Final reflections  最后的思考

What have you learned about sentiment analysis? And about the different models we used?
你对情绪分析有什么了解?以及我们使用的不同模型有哪些?


Experiment with your own texts
用你自己的文本进行实验

  1. Save a copy of the Google Collab notebook in your Drive, and use this copy to follow the next steps.
    在您的云端硬盘中保存一份 Google Collab 笔记本的副本,并使用此副本执行后续步骤。
  2. Run all the cells for example 1 (cells 1-5). To run a cell, click on the Play button  to the left of each cell, and wait until it is done running the command.
    运行示例 1 的所有单元格( 单元格 1-5 )。要运行某个单元格,请点击每个单元格左侧的 “播放”按钮 ,然后等待其运行命令完成。

Running cell 1  运行单元 1

Running cell 2  运行单元 2

Running cell 3  运行单元 3

Running cell 4  运行单元 4

Running cell 5  运行单元 5

  1. Now change the input text in cell 5 and run the cell again. After you have done so, go back to the previous cell (cell 4) and re-run the cell. This will give you the new analysis results, based on the new sentence you provided.
    现在,更改单元格 5 中的输入文本并再次运行该单元格。完成后,返回上一个单元格(单元格 4)并重新运行该单元格。这将根据您提供的新句子提供新的分析结果。

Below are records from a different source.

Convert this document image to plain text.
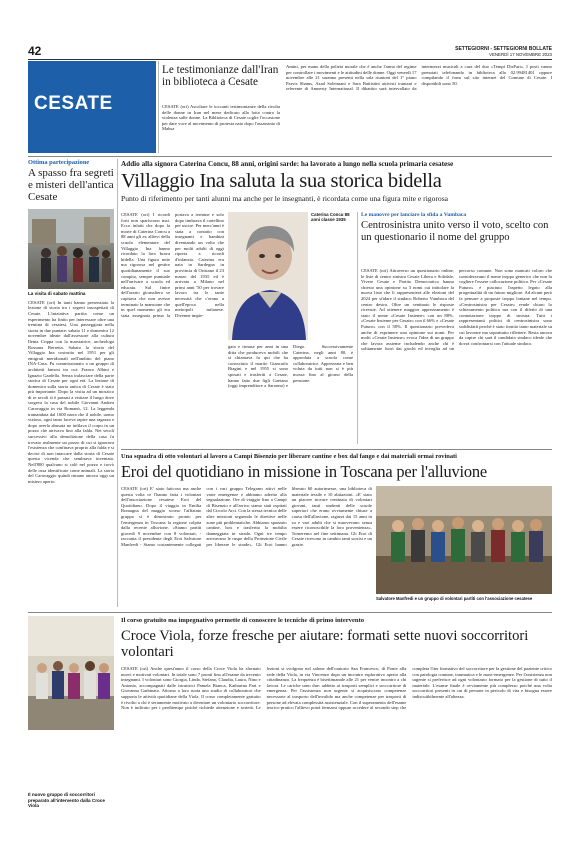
42	SETTEGIORNI - SETTEGIORNI BOLLATE
VENERDÌ 17 NOVEMBRE 2023
CESATE
Le testimonianze dall'Iran in biblioteca a Cesate
CESATE (ori) Ascoltare le toccanti testimonianze della rivolta delle donne in Iran nel mese dedicato alla lotta contro la violenza sulle donne. La Biblioteca di Cesate coglie l'occasione per dare voce al movimento di protesta nato dopo l'assassinio di Mahsa
Amini, per mano della polizia morale che è anche l'arma del regime per controllare i movimenti e le attitudini delle donne. Oggi venerdì 17 novembre alle 21 saranno presenti nella sala riunioni del 1° piano Parvis Shams, Azad Soleimani e Sara Battistini attivisti iraniani e referente di Amnesty International. Il dibattito sarà intervallato da intermezzi musicali a cura del duo «Tempi DisPari». I posti vanno prenotati telefonando in biblioteca allo 02.99481401 oppure compilando il form sul sito internet del Comune di Cesate. I disponibili sono 50.
Ottima partecipazione
A spasso fra segreti e misteri dell'antica Cesate
La visita di sabato mattina
CESATE (ori) In tanti hanno presenziato la lezione di storia tra i segreti insospettati di Cesate. L'iniziativa partita come un esperimento ha finito per interessare oltre una trentina di cesatesi. Una passeggiata nella storia in due puntate: sabato 11 e domenica 12 novembre ideate dall'assessore alla cultura Ilenia Crippa con la marsiatrice, archeologa Rossana Berretta. Sabato la storia del Villaggio Ina costruito nel 1951 per gli emigrati meridionali nell'ambito del piano INA-Casa. Fu commissionato a un gruppo di architetti famosi tra cui: Franco Albini e Ignazio Gardella. Senza tralasciare della parte storica di Cesate per ogni età. La lezione di domenica sulla storia antica di Cesate è stato più importante. Dopo la visita ad un mosaico di re secoli sì è passati a visitare il luogo dove sorgeva la casa del nobile Giovanni Andrea Caravaggio in via Romanò, 12. La leggenda tramandata dal 1600 narra che il nobile, uomo vizioso, ogni tanto faceva rapire una ragazza e dopo averla abusata ne infilava il corpo in un pozzo che arrivava fino alla falda. Nei secoli successivi alla demolizione della casa fu trovato realmente un pozzo di cui si ignorava l'esistenza che confinava proprio alla falda e si decise di non intaccare dalla storia di Cesate questa vicenda che sembrava inventata. Nell'800 qualcuno si calò nel pozzo e trovò delle ossa identificate come animali. La storia del Caravaggio quindi rimane ancora oggi un mistero aperto.
Addio alla signora Caterina Concu, 88 anni, origini sarde: ha lavorato a lungo nella scuola primaria cesatese
Villaggio Ina saluta la sua storica bidella
Punto di riferimento per tanti alunni ma anche per le insegnanti, è ricordata come una figura mite e rigorosa
CESATE (ori) I ricordi forti non sparíscono mai. Ecco infatti che dopo la morte di Caterina Concu a 88 anni gli ex allievi della scuola elementare del Villaggio Ina hanno ricordato la loro brava bidella. Una figura mite ma rigorosa nel gestire quotidianamente il suo compito, sempre puntuale nell'arrivare a scuola ed educata. Sul finire dell'orario giornaliero se capitava che non avesse terminato la mansione che in quel momento gli era stata assegnata prima la portava a termine e solo dopo timbrava il cartellino per uscire. Per merc'anni è stata a contatto con insegnanti e bambini diventando un volto che per molti adulti di oggi riporta a ricordi d'infanzia. Caterina era nata in Sardegna in provincia di Oristano il 23 marzo del 1935 ed è arrivata a Milano nel primi anni '50 per trovare lavoro tra le tante necessità che c'erano a quell'epoca nella metropoli milanese. Divenne impie-
Caterina Concu 88 anni classe 1935
gata e rimase per anni in una ditta che produceva mobili che si chiamava fu qui che ha conosciuto il marito Giancarlo Biagini e nel 1955 si sono sposati e trasferiti a Cesate, hanno fatto due figli Gaetano (oggi imprenditore a Saronno) e Diego. Successivamente Caterina, negli anni 80, è approdata a scuola come collaboratrice. Apprezzata e ben voluta da tutti non si è più mossa fino al giorno della pensione.
Le manovre per lanciare la sfida a Vumbaca
Centrosinistra unito verso il voto, scelto con un questionario il nome del gruppo
CESATE (ori) Attraverso un questionario online, le liste di centro sinistra Cesate Libera e Solidale, Vivere Cesate e Partito Democratico hanno chiesto una opinione su 3 nomi cui intitolare la nuova lista che li rappresenterà alle elezioni del 2024 per sfidare il sindaco Roberto Vumbaca del centro destra. Oltre un centinaio le risposte ricevute. Ad ottenere maggior apprezzamento è stato il nome «Cesate Insieme» con un 88%. «Cesate Insieme per Cesate» con il 66% e «Cesate Futuro» con il 58%. Il questionario prevedeva anche di esprimere una opinione sui nomi. Per molti «Cesate Insieme» evoca l'idea di un gruppo che lavora assieme includendo anche chi è solitamente fuori dai giochi ed invoglia ad un percorso comune. Non sono mancati coloro che consideravano il nome troppo generico che non fa cogliere l'essere collocazione politica. Per «Cesate Futuro» è piaciuto l'aspetto legato alla progettualità di un futuro migliore. Ad alcuni però fa pensare a proposte troppo lontane nel tempo. «Centrosinistra per Cesate» rende chiaro lo schieramento politico ma con il difetto di una connotazione troppo di sinistra. Tutti i rappresentanti politici di centrosinistra sono soddisfatti perché è stato fornito tanto materiale su cui lavorare ma soprattutto riflettere. Resta ancora da capire chi sarà il candidato sindaco ideale che dovrà confrontarsi con l'attuale sindaco.
Una squadra di otto volontari al lavoro a Campi Bisenzio per liberare cantine e box dal fango e dai materiali ormai rovinati
Eroi del quotidiano in missione in Toscana per l'alluvione
CESATE (ori) E' stato faticoso ma anche questa volta ce l'hanno fatta i volontari dell'associazione cesatese Eroi del Quotidiano. Dopo il viaggio in Emilia Romagna del maggio scorso l'affiatato gruppo si è dimostrato pronto per l'emergenza in Toscana la regione colpita dalla recente alluvione. «Siamo partiti giovedì 9 novembre con 8 volontari, - racconta il presidente degli Eroi Salvatore Manfredi - Siamo costantemente collegati con i vari gruppo Telegram attivi nelle varie emergenze e abbiamo aderito alla segnalazione. Ore di viaggio fino a Campi di Bisenzio e all'arrivo siamo stati ospitati dal Circolo Arci. Con la stessa tecnica delle altre missioni seguendo le direttive nelle zone più problematiche. Abbiamo spazzato cantine, box e trasferito la mobilia danneggiata in strada. Ogni tre tempo arrivavano le ruspe della Protezione Civile per liberare le strade». Gli Eroi hanno liberato 60 autorimesse, una biblioteca di materiale tessile e 10 abitazioni. «E' stato un piacere trovare centinaia di volontari giovani, tanti studenti delle scuole superiori che erano ovviamente chiuse a causa dell'alluvione, ragazzi dai 15 anni in su e vari adulti che si muovevano senza essere riconoscibile la loro provenienza». Torneremo nel fine settimana. Gli Eroi di Cesate ricevono in cambio tanti sorrisi e un grazie.
Salvatore Manfredi e un gruppo di volontari partiti con l'associazione cesatese
Il nuovo gruppo di soccorritori preparato all'intervento dalla Croce Viola
Il corso gratuito ma impegnativo permette di conoscere le tecniche di primo intervento
Croce Viola, forze fresche per aiutare: formati sette nuovi soccorritori volontari
CESATE (ori) Anche quest'anno il corso della Croce Viola ha sfornato nuovi e motivati volontari. In totale sono 7 pronti fino all'esame da trecento insegnanti. I volontari sono Giorgia, Linda, Stefano, Claudia, Laura, Nino e Antonio, accompagnati dalle istruttrici Pamela Bianca, Katharina Pari e Giovanna Garbinato. Attorno a loro ruota uno studio di collaboratori che supporta le attività quotidiane della Viola. Il corso completamente gratuito è rivolto a chi è seriamente motivato a diventare un volontario soccorritore. Non è indicato per i perditempo poiché richiede attenzione e serietà. Le lezioni si svolgono nel salone dell'oratorio San Francesco, di Ponte alla sede della Viola, in via Vincenzo dopo un incontro esplorativo aperto alla cittadinanza. La frequenza è bisettimanale alle 21 per ventre incontro a chi lavora. Le cariche sono due: addetto ai trasporti semplici e soccorritore di emergenza. Per l'assistenza non urgente si acquisiscono competenze necessarie al trasporto dell'invalido ma anche competenze per trasporti di persone ad elevata complessità assistenziale. Con il superamento dell'esame teorico-pratico l'allievo potrà fermarsi oppure accedere al secondo step che completa l'iter formativo del soccorritore per la gestione del paziente critico con patologia comune, traumatica e le maxi-emergenze. Per l'assistenza non urgente si preferisce ad ogni volontario formato per la gestione di tutto il materiale. L'esame finale è ovviamente più complesso poiché una volta soccorritori presenti in cui di persone in pericolo di vita e bisogna essere indiscutibilmente all'altezza.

Insert new text in cell 5, and then run the cell again
在单元格 5 中插入新文本,然后再次运行该单元格

Re-run cell 4 and wait for the new results
重新运行单元格 4 并等待新的结果

You can do a similar process when experimenting with the second exercise, the zero-shot classification model (cells 6-12). First run all the cells once, then add in your own text in cell 11 (the second to last) and run the cell. Then go back to cell number 9 (the one that starts with the comment # Here we can see the results) and run that cell again to see the new results.
在进行第二个练习,即零样本分类模型(单元格 6-12)时,你可以执行类似的过程。首先运行所有单元格一次,然后在单元格 11(倒数第二个)中添加你自己的文本并运行该单元格。然后返回单元格 9(以注释 # Here we can see the results 开头的单元格 ),再次运行该单元格以查看新的结果。

You can also experiment with changing both the input text and the parameters. In that case you can change the text and the parameters in cell 12 (the last one), and run the cell. Then go back to cell number 9 (the one that starts with the comment # Here we can see the results) and run that cell again to see the new results.
您还可以尝试同时更改输入文本和参数。在这种情况下,您可以更改单元格 12(最后一个)中的文本和参数,然后运行该单元格。然后返回单元格 9(以注释 # Here we can see the results 开头的单元格 ),再次运行该单元格以查看新的结果。